25話「ケレヴリルの杞憂と両親」
朝からタカヨシに車に乗せられて移動する。
私は覚悟を決めて目を瞑ってその時を待つ。
あぁ、またタカヨシと一緒にプレミアムチーズインハンバーグが食べたいなぁ。
最後の心残りだ。
車が停車し、優しく「着いたよ」と声をかけられる。
目を開け車から降りる。
目の前にあったのは貴族や領主の館でもなければ処刑場でもない。
表札に「浅谷」と書かれた二階建ての一軒家だった。
タカヨシの両親に会った後に連れて行かれるのだろうか?
私の手をタカヨシが優しく握る。
その手は微かに震えていて汗ばんでいる。
タカヨシも緊張しているようだ。
タカヨシが家のドアを開ける。
「ただいまー!」
初めて聞くタカヨシの大きな声にビックリして目を丸くしてしまった。
確かただいまという言葉は帰ってきた時に言う言葉。
奥から女性が現れた。
「急に連絡してきたと思ったら……おやおや、孝義?この方は?」
「俺の彼女。ケレヴリル=アルヴァ=ロドヴィッチさん。ケル、この人が俺の母の美代子。」
タカヨシのお母様!?
なんと若い!
エルフではないのにこの若さ!
秘薬か?
秘薬でもあるのか?
そんな詮索は置いておこう。
「ミヨコさん会えて光栄です。私、ケレヴリル=アルヴァ=ロドヴィッチと言います。タカの恋人です。
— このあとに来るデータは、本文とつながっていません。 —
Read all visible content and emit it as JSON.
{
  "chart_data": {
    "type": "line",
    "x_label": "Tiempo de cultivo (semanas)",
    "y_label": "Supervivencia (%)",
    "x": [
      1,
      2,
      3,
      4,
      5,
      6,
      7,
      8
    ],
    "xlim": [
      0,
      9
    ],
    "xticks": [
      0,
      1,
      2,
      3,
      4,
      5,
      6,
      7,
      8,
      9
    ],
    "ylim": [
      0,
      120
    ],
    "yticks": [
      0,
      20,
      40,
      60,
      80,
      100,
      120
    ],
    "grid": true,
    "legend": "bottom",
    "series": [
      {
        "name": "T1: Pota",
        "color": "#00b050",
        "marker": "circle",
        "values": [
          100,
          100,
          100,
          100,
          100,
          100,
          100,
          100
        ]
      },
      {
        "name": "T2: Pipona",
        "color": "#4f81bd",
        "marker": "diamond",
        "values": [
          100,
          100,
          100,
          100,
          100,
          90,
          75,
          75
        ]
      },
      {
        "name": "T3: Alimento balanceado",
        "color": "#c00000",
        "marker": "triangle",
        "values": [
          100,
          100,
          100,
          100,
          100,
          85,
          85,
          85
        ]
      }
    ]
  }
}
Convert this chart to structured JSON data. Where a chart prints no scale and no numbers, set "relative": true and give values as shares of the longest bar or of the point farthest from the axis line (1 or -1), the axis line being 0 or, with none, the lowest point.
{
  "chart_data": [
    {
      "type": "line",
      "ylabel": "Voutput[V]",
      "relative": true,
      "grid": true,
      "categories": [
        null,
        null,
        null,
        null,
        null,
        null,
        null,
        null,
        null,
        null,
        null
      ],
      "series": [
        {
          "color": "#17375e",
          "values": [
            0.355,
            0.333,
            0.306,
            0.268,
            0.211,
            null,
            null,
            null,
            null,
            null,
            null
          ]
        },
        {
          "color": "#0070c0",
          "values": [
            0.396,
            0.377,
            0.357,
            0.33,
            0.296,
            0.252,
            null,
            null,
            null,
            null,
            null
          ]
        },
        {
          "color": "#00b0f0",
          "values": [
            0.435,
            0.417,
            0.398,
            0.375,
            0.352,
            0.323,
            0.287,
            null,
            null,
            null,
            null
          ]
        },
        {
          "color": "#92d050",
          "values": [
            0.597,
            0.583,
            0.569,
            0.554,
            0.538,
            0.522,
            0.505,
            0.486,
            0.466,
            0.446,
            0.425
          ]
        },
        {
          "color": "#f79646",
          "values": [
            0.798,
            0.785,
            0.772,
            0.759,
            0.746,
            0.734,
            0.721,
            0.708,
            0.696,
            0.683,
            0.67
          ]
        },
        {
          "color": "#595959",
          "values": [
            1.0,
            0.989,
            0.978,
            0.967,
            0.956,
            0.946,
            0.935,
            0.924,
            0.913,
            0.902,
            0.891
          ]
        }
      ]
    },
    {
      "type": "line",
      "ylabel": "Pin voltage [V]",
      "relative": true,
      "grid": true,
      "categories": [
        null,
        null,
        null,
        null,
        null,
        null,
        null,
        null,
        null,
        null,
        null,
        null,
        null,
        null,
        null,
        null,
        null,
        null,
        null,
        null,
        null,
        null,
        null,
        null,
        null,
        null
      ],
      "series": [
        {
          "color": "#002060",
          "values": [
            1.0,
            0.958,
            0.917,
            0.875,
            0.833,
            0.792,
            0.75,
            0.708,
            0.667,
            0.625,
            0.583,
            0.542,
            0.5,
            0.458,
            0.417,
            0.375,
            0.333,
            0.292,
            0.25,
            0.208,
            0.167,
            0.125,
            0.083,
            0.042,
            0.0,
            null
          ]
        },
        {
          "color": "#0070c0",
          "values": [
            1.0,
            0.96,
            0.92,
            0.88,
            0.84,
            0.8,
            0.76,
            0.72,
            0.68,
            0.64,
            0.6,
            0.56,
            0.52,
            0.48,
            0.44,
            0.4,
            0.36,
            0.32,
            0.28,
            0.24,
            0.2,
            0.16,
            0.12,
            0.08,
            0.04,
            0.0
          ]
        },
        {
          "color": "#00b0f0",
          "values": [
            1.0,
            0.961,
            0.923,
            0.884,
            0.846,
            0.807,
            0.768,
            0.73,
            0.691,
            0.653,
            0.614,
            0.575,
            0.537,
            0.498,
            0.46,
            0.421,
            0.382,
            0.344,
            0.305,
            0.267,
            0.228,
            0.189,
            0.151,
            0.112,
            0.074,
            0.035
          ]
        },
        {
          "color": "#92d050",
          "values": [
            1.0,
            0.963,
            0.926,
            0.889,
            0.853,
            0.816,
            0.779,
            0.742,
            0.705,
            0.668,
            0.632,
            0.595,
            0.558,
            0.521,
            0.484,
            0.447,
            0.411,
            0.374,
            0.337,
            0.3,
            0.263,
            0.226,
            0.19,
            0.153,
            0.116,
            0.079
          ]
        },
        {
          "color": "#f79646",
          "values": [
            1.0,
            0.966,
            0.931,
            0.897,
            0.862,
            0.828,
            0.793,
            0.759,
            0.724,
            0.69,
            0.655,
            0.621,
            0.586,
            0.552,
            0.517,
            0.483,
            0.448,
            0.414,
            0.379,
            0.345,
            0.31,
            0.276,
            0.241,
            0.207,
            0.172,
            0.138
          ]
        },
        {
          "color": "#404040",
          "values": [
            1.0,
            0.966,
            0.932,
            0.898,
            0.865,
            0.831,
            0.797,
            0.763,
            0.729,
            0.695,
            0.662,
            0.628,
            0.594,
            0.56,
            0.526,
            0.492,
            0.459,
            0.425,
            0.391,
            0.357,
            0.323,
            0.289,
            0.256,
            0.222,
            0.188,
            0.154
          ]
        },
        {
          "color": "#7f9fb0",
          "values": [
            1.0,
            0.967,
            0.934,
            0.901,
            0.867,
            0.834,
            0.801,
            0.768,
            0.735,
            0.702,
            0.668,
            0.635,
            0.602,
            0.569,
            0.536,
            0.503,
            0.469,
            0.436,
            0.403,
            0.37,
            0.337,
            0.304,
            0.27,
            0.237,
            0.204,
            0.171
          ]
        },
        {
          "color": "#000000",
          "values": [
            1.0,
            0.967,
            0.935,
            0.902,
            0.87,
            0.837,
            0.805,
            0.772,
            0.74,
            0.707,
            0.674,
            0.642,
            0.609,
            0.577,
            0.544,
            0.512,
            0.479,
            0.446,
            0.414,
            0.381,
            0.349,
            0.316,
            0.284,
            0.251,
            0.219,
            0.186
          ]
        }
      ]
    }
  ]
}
」
ご挨拶、変では無かっただろうか?
ミヨコさんは笑顔で家の中へと案内してくれた。
無事に最初の関門は乗り切ったようだ。
まだ処刑されないで済む。
案内された部屋には男性が座っていた。
「お父さん、孝義が可愛い彼女さん連れてきてるわよ」
「む?」
男性と目が合う。
「おやおや、これは失礼しました。私、浅谷 浩孝と申します。えっと……。」
「あっ、失礼しました。私、ケレヴリル=アルヴァ=ロドヴィッチと言います。タカの恋人をしてもらってます。」
ヒロタカは私の挨拶に笑顔でこたえてくれた。
そして4人で椅子に座りテーブル越しに向かい合う。
これから尋問されるのか?
だがこの2人からはそのような気配は感じない。
するとタカヨシが口を開いた。
「親父、母さん!俺、ケルと結婚したい!でもケルには訳があって戸籍がない……。だから市役所員の親父に協力してほしい!何とか戸籍を手に入れる方法知らないか?」
タカヨシの目は真剣そのもの。
そして私と結婚したいと言ってくれた。
私は心の中から安堵した。
私を連れ出したのは両親に結婚の報告と、私の戸籍を作る相談だった。
本当にタカヨシは優しい。
私には勿体無いくらいだ。
ヒロタカさんが口を開く。
「訳があって戸籍がない?ケレヴリルさん、どういう訳か聞いても?」
私は頷いて自分なりに言葉をまとめる。
「信じてもらえるかわからない。でも私、実は最近この世界に来ました。私はエルフの里<ベルシェ>のエルフの弓兵です。戦闘中に敵の魔法で死んで、女神を怒鳴ったらこの世界にいました。エルフじゃなくなってしまい、言葉は通じず、常識も違う。お金もないし、住むところもない。そんな私をタカが救ってくれました!」
私がそう話すとミヨコさんは面白そうにヒロタカさんを見る。
ヒロタカさんは腕組をしたまま眉間に皺を寄せている。